The public procurement directives in effect prior to 2004, concerning works (Council Directive 71/305/EEC ( OJ 1971 L185, p5)) and supplies (Council Directive 77/62/EEC ( OJ 1977 L13, p1)), contained no enforcement provisions. Following the decision of the Court of Justice in Gebroeders Beentjes BV v State of the Netherlands (Case C-31/87) [1988] ECR I-4635, paras 38–44, that the provisions of these Directives were unconditional and sufficiently precise to be relied upon by persons before national courts, a further Directive was introduced, Council Directive 89/665/EEC ( OJ 1989 L395, p33) later amended by Council Directive 2007/66/EC ( OJ 2007 L335, p31) ("the 2007 Directive"), to provide effective remedies for economic operators, including the setting aside of awards and compensation.

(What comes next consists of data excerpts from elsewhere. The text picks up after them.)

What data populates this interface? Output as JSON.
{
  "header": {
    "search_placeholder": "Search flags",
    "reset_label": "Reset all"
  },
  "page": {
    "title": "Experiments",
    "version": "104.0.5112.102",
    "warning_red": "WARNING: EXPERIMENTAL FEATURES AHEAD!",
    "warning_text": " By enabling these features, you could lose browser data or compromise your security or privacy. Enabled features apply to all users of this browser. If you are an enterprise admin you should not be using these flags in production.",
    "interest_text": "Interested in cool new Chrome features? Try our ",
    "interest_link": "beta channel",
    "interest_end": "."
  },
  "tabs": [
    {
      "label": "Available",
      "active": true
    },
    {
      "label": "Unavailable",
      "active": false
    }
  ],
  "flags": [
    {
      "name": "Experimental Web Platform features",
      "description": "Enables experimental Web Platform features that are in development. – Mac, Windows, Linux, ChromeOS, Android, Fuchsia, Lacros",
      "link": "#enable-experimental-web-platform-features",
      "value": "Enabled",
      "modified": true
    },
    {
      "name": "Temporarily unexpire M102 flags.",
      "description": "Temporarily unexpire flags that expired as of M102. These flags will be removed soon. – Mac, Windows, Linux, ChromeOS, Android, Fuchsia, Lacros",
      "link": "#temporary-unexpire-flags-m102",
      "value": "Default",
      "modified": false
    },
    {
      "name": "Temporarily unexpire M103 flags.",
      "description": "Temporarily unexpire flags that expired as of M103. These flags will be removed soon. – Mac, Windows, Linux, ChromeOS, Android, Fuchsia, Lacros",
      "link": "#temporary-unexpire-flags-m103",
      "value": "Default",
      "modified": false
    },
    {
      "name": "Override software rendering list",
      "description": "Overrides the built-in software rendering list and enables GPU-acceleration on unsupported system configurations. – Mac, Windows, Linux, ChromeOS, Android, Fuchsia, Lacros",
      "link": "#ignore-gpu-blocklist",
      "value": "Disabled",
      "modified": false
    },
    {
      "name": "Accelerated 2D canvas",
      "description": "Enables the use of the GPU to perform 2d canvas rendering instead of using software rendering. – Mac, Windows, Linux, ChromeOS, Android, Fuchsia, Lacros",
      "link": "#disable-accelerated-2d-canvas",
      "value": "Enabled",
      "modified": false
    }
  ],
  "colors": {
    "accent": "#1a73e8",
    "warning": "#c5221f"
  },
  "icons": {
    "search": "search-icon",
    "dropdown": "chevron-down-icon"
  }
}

I will refer to Council Directive No 89/665/EEC, as so amended, as the Remedies Directive. Domestic effect was given to the Remedies Directive by amendment of the 2006 Regulations by the Public Contracts (Amendment) Regulations 2009 (SI 2009/2992) ("the 2009 Amendment Regulations"). The 2006 Regulations have since been superseded by the Public Contracts Regulations 2015 (SI 2015/102). Under regulation 118 thereof, the 2006 Regulations remain, however, applicable for the purposes of this case.

5

The scheme of the Remedies Directive, as implemented and as applicable on the facts of this case, was, in outline, as follows:

(a) Under article 2a(2) of the Remedies Directive, a standstill period of at least ten days was required, from the date of receipt of a telephone or letter communication to an economic operator (such as ATK) that it had not been awarded the contract; during the standstill period the relevant contracting authority (here the NDA) could not enter into the contract; as implemented domestically by regulations 32(1) and 32A(5) of the 2006 Regulations, the standstill period was fixed as exactly ten days from the date of such receipt.

(b) Under article 2c of the Remedies Directive, the United Kingdom was required to allow a period of at least ten days from any such communication for the economic operator to issue proceedings seeking a review of the authority's decision; it implemented this requirement under regulation 47D(2) by allowing 30 days beginning with the date on which the economic operator first knew or ought to have known that grounds for starting proceedings had arisen; this was coupled with a proviso under regulation 47D(3) that it did not require proceedings to be started before the end of a defined period, corresponding with that stated in article 2c. (Article 2f in fact required that domestic law allow a period of at least 30 days, from publication of a contract award notice or information given by the contracting authority about the conclusion of the contract, for challenges based on limited grounds of "ineffectiveness" identified in article 2d; this may, perhaps, have been an inspiration for the more general 30 day period in regulation 47D(2).)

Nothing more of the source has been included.